EK: That’s right, and it’s a relationship that goes over years. Everybody before, actually, treated us appalingly before this label. At least there’s a nice mutual respect. They stick with us as we stick with them. We actually haven’t had a written contract for five years, so it shows there’s actually a decent level of trust — and I like it this way.
RM: We’re also self-managed, as well, so there’s nobody pulling our strings really. We do whatever we want.
me: Was Shadow Weaver conceived of as a two-part project?
EK: It was conceived as a two-project, but it was a very loose concept. I mean the way we worked it out is that we noticed that there were a whole number of songs in a particular mood, that made there a subtle journey within itself, and that’s what became part one. The wild experiments we had — the improvisations, the mini-symphonies, things like that, they sort of like seemed to sort of go together very well on part two. And the completion of the two parts, there was actually a three-month bridge in between. We hadn’t actually finished part two when part one came out, you know, we carried on working for a little bit, but largely we wrote them side by side.
me: You, I think, create sort of a fanciful image of the band, in your names, they way they’re presented, in the artwork, and it kind of varies from record to record and I think it’s interesting to see what overlaps from one record to the other in terms of various characters or themes that are repeated.
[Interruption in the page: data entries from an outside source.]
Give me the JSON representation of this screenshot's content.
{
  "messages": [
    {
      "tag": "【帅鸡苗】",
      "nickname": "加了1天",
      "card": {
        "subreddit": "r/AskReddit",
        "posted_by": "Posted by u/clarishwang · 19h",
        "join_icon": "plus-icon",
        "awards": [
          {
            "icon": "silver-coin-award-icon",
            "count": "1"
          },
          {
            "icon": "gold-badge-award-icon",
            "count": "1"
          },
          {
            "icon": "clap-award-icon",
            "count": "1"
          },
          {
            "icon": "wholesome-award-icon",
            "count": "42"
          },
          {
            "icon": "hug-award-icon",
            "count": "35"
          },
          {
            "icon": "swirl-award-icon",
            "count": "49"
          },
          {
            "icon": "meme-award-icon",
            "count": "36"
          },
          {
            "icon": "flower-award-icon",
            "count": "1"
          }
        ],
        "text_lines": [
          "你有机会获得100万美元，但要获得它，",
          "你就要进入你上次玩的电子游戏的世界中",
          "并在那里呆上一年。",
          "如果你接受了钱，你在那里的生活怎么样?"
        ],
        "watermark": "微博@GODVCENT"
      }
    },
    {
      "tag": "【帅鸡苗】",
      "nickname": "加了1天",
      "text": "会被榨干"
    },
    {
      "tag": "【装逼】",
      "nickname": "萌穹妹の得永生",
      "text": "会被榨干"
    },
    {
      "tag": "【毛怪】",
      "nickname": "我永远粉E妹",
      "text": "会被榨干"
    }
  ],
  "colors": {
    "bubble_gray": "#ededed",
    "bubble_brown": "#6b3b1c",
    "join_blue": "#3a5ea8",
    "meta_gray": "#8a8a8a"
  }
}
I’m curious as to where you draw upon that from, or whether it just comes from somewhere, or…
EK: Impossible to say. It’s like one big tapestry, really, and it’s a tapestry that sort of like is extended and extended, and sure characters reappear, references come…I mean, musical references like “We Bring The Day”…sort of the tune of the little song part of “We Bring The Day” actually appeared once before for ten seconds on “Khataclimici China Doll.” Things like that reoccur…reference points, points of reflection that you have to bring it, to tie it all together. I like things that way. Pink Dots never actually made a concept album; in a way the tapestry is the concept.
RM: And who knows where it leads…I mean it’s kind of like now we’re on a new trail and definitely there’s lots to explore there. I’m pretty excited about it…I kind of find these latest records, you know, it’s just the sound of we’re kind of finding our way. There’s lots of possibilities.
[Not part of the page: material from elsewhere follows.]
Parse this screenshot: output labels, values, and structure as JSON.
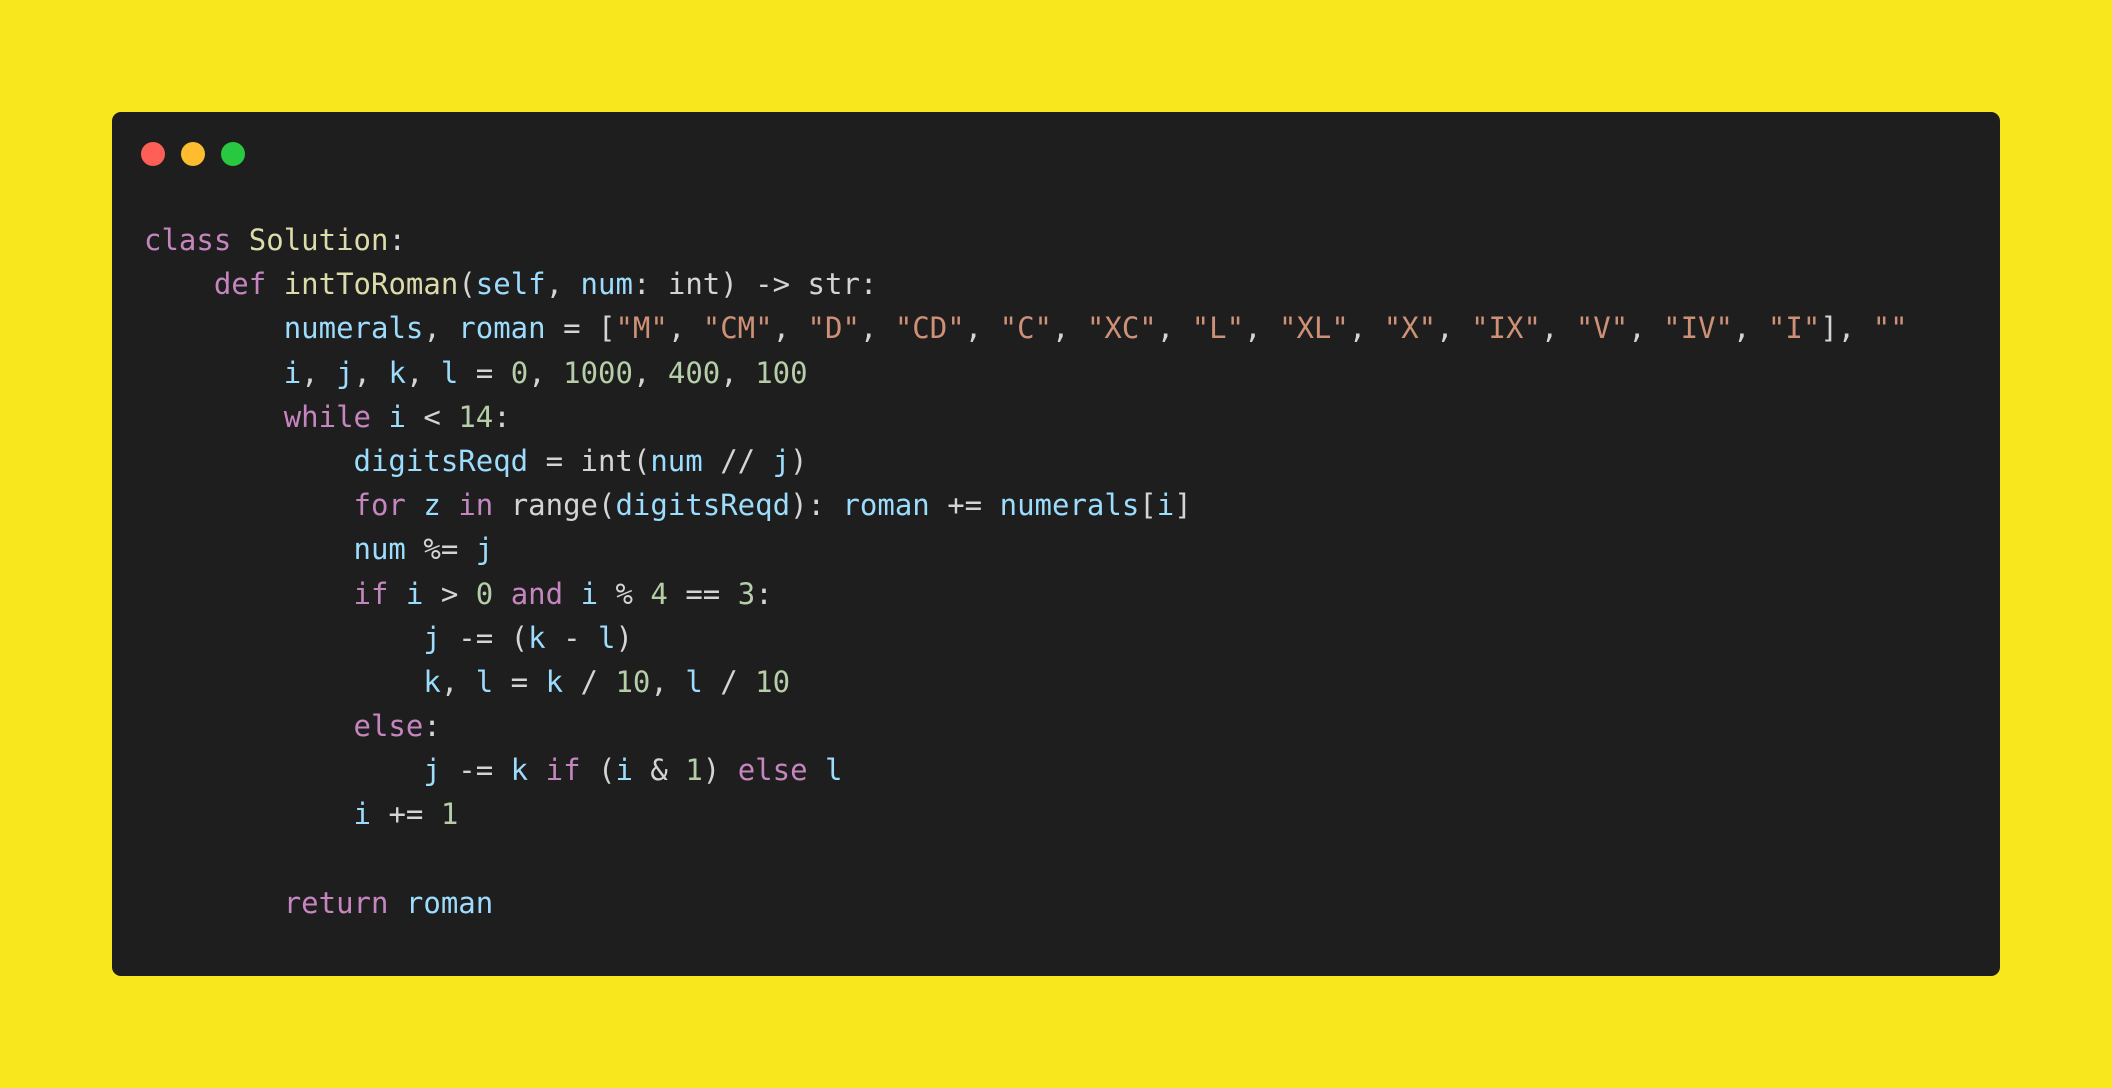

me: What do you see the relationship as being between the Dots and your solo work, or the Dots and side projects?
EK: It’s a bit within this idea of the tapestry, they go side by side. On a personal level, the Pink Dots is very much five people putting in their ideas, it’s very important. The solo records, actually, reflect my need sometimes to be a dictator. I can’t be a dictator with a band, I’m not that kind of person and don’t want to be, but I do have a need, within me, to have complete control on certain things, and that’s what ends up as a solo album because I can start dictating to myself, and take it the way I want to go. It’s just one side of me, and as long as the solo records are there that need is satisfied, and the band doesn’t feel like it’s in chains or anything. I don’t want that…a band is a band.